Section: New Results

Structure and Tractability of Uncertain Data

A major part of the work conducted in Valda has been to study the connections between tractability and structure in databases, in particular uncertain databases.

In a first line of work, we have investigated incompleteness related to order. In [18], we have introduced a query language for order-incomplete data, based on the positive relational algebra with order-aware accumulation. We have used partial orders to represent order-incomplete data, and studied possible and certain answers for queries in this context, showing these problems are respectively NP-complete and coNP-complete, but identifying tractable cases depending on query operators and the structure of input partial orders. In [16], we consider a different setting where some partial order is known, but actual values are unknown. Our work is the first to propose a principled scheme to derive the value distributions and expected values of unknown items in this setting, with the goal of computing estimated top-k results by interpolating the unknown values from the known ones. We have studied the complexity of this general task, and show tight complexity bounds, proving that the problem is intractable, but can be tractably approximated. We have also isolated structure-based restrictions that allow for a PTIME solution.

In [17], we have investigated parameterizations of both database instances and queries that make query evaluation fixed-parameter tractable in combined complexity, first in a setting without uncertainty. For this, we have introduced a new Datalog fragment with stratified negation, intensional-clique-guarded Datalog (ICG-Datalog), with linear-time evaluation on structures of bounded treewidth for programs of bounded rule size. Our result is shown by compiling to alternating two-way automata, whose semantics is defined via cyclic provenance circuits (cycluits) that can be tractably evaluated. Finally, we move to the probabilistic setting and have shown that probabilistic query evaluation remains intractable in combined complexity under this parameterization.
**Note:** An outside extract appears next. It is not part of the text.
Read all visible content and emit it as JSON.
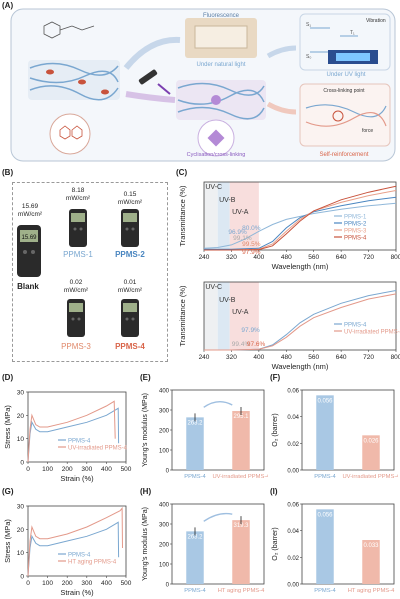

Finally, a last line of work concerns efficient queries over probabilistic graphs. In a first theoretical work [19], we have studied the combined complexity of conjunctive query evaluation on probabilistic graphs, which can be alternatively phrased as a probabilistic version of the graph homomorphism problem. We have shown that the complexity landscape is surprisingly rich, using a variety of technical tools. In a more practical work [12], we have proposed indexing techniques and algorithms to evaluate source-to-target queries in probabilistic graphs, by exploiting their structure. We have shown that these significantly enhance the accuracy and efficiency of existing query evaluation approaches on probabilistic graphs.